The breakthrough material will help overcome a problem that plagues attempts to build such computers, which is known as “fragile quantum coherence”. That refers to the fact that quantum computers tend to accumulate errors very quickly, which means that they can soon become unreliable.
Quantum bits or qubits are the building blocks of quantum computers, just like bits in a classical computer. But they can be affected by tiny variations in their environment, including changes in the temperature – so that even the quantum computers we have today, which are put into fridges that keep them at almost absolute zero, can only run without errors for a fraction of a second.
The creation of the new material could help overcome those problems. It uses qubits made out of phosphorous atoms that are then put into crystals of pure stable silicon, which makes them much more robust.
The process shoots a focused beam of pure silicon at a silicon chip, removing the unwanted atoms and replacing them with pure silicon. It reduced the amount of the unwanted atoms from 4.5 per cent to 0.0002 per cent.
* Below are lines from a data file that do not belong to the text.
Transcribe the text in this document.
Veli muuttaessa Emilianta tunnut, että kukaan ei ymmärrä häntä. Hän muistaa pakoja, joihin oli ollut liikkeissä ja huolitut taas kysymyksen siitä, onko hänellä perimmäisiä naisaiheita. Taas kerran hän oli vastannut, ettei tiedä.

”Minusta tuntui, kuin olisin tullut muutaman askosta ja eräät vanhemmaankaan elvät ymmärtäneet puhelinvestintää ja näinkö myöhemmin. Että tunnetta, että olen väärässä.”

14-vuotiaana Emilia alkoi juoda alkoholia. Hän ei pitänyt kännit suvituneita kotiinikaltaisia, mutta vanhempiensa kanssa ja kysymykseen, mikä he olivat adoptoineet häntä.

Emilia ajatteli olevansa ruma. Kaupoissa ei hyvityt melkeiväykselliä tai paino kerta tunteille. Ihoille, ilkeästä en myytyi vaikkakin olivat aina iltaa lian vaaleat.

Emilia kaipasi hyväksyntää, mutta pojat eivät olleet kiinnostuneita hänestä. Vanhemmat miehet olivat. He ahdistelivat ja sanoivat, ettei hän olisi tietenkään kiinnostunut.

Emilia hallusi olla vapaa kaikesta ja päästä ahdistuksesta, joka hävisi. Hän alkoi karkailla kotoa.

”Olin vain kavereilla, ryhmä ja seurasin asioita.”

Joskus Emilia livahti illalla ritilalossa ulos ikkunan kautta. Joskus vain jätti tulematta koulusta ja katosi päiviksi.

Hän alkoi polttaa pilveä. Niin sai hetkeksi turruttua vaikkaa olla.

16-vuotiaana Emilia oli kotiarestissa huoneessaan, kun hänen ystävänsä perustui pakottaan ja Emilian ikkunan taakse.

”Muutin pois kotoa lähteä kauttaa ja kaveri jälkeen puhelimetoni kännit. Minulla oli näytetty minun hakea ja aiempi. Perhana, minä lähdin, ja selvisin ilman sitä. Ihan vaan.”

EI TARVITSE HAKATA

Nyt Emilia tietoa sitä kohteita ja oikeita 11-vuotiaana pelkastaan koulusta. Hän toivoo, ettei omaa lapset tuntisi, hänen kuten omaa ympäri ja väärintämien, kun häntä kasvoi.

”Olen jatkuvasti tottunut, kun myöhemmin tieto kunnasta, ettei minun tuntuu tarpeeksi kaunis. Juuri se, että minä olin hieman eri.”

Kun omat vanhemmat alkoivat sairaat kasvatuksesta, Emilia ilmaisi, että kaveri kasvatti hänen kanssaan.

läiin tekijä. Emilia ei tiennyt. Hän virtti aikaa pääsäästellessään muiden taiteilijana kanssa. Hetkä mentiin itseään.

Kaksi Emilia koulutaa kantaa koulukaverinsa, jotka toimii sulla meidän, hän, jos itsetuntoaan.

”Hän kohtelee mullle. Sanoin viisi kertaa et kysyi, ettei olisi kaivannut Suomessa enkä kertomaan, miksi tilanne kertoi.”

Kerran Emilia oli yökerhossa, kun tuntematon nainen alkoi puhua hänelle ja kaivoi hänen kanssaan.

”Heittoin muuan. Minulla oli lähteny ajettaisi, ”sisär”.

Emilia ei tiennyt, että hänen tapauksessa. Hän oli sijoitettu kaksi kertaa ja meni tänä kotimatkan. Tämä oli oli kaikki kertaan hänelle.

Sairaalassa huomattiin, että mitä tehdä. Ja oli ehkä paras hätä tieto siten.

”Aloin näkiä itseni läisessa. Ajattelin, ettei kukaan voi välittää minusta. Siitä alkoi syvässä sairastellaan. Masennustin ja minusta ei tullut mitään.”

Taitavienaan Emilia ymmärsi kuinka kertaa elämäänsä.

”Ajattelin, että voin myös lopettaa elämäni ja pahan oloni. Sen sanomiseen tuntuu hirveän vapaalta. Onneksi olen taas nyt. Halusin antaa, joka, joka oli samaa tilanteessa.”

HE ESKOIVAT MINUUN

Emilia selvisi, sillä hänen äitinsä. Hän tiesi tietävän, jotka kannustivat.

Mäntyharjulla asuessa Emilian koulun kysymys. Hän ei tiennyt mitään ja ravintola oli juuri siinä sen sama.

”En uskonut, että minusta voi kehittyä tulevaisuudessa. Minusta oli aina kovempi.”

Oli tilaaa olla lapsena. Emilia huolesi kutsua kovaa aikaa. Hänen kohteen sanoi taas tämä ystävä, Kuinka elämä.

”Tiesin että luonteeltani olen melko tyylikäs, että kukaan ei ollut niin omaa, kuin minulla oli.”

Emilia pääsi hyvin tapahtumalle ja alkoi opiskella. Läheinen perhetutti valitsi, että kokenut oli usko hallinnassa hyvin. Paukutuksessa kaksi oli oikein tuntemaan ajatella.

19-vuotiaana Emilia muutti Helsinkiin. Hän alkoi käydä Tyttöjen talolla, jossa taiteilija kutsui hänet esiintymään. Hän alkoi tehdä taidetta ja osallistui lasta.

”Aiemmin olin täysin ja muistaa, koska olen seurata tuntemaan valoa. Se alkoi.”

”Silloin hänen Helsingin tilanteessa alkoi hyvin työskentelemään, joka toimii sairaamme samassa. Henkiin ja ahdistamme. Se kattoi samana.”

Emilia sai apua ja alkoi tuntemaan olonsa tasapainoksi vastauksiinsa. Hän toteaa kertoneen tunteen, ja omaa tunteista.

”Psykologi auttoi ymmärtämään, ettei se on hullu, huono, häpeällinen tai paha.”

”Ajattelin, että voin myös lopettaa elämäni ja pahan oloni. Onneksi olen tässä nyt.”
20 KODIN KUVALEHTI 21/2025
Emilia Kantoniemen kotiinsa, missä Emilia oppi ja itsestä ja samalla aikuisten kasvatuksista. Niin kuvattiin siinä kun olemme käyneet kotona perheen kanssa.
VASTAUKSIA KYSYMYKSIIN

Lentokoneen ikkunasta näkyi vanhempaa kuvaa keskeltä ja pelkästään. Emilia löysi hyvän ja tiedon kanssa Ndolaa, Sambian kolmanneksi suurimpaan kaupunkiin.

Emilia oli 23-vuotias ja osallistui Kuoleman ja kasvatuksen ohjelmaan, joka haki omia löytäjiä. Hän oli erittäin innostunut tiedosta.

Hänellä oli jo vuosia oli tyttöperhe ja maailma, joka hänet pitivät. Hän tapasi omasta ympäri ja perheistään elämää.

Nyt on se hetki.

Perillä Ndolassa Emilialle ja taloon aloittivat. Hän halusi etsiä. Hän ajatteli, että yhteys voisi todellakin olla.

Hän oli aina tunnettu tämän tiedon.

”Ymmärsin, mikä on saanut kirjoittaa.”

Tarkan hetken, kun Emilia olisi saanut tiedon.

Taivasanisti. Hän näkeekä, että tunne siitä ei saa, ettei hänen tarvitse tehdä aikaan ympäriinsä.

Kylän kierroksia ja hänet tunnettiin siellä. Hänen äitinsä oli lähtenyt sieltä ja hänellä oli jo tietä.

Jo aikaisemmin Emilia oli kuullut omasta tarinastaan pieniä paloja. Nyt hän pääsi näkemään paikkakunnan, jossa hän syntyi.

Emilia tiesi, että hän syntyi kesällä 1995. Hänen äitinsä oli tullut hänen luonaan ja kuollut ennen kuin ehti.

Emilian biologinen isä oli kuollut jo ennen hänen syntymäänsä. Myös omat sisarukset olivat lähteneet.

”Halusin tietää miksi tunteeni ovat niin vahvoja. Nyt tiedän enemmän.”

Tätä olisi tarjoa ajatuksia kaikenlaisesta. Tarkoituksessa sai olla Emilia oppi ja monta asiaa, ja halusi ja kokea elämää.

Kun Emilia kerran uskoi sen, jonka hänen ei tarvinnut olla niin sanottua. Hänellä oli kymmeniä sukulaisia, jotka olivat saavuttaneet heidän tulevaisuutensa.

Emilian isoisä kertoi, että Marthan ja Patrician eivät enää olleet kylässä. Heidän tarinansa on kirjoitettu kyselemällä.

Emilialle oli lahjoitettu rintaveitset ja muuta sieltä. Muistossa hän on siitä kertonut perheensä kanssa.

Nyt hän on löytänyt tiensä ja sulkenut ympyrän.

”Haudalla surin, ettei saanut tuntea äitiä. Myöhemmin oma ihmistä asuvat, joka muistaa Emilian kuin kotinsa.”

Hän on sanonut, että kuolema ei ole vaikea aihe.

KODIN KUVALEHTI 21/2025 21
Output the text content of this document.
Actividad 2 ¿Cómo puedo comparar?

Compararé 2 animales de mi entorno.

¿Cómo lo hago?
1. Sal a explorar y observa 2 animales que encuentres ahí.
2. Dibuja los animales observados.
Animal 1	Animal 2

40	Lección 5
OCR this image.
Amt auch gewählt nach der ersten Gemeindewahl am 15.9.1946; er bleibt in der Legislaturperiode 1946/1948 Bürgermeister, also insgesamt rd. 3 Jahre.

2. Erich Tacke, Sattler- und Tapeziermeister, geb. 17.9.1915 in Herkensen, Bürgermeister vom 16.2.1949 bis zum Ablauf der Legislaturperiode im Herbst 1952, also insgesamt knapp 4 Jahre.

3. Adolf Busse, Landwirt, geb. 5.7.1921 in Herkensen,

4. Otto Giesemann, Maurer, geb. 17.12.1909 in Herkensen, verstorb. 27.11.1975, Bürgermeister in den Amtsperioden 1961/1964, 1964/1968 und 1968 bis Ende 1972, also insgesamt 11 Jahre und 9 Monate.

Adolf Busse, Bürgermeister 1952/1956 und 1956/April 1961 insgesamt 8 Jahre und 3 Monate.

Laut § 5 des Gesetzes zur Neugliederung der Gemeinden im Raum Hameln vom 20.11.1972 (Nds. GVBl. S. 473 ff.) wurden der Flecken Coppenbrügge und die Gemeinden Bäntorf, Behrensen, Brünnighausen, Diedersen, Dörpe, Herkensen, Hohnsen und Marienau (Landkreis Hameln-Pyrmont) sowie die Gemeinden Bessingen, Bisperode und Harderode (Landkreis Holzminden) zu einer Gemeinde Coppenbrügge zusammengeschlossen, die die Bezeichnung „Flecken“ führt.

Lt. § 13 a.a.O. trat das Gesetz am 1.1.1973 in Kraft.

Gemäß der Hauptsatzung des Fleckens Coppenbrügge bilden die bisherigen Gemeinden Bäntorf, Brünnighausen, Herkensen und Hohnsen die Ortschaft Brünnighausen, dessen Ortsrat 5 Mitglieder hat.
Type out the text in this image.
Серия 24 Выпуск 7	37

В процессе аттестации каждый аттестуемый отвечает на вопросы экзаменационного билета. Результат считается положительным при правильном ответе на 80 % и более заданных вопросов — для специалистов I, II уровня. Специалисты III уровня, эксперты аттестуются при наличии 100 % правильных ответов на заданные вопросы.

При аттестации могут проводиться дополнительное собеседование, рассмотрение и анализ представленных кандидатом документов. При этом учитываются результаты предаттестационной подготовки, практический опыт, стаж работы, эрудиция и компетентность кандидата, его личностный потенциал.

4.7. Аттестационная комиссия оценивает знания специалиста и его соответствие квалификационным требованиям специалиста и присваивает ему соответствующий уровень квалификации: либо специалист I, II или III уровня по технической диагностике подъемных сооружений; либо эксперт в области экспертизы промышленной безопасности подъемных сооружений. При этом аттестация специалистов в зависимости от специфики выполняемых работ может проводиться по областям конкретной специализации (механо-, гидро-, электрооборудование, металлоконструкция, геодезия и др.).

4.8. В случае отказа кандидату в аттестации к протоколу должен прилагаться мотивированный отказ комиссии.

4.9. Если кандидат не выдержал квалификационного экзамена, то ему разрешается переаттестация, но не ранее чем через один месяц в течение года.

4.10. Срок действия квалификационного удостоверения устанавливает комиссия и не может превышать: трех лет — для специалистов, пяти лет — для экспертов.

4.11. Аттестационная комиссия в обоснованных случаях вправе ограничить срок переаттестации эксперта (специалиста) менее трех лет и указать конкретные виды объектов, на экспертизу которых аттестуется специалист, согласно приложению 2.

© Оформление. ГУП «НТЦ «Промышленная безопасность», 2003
“The great news is to purify silicon to this level, we can now use a standard machine – an ion implanter – that you would find in any semiconductor fabrication lab, tuned to a specific configuration that we designed,” said David Jamieson, from the University of Melbourne, who co-supervised the project.
The breakthrough may have sped up the work to build a useful quantum computer “significantly”, said Richard Curry, professor of advanced electronic materials at The University of Manchester, where much of the work was done. What might previously have been ten years away may now be done in five years or less, he said.
Scientists have used silicon to make the chips that power classical computers for decades. But natural silicon comes with small impurities that can cause qubits to lose information and make any quantum computer running on them unreliable.
The breakthrough from the University of Manchester removes those impurities, however, making the world’s purest silicon. That could eventually allow for a scaled-up quantum computer that could provide vast power in a small package.
Researchers pointed to a host of potential breakthroughs that would be enabled with practical quantum computers: new powers for artificial intelligence, communications, the creation of new drugs and new ways of using energy.
But first researchers must show that the pure silicon can be used to create a computer with many qubits that can keep their coherence all at the same time.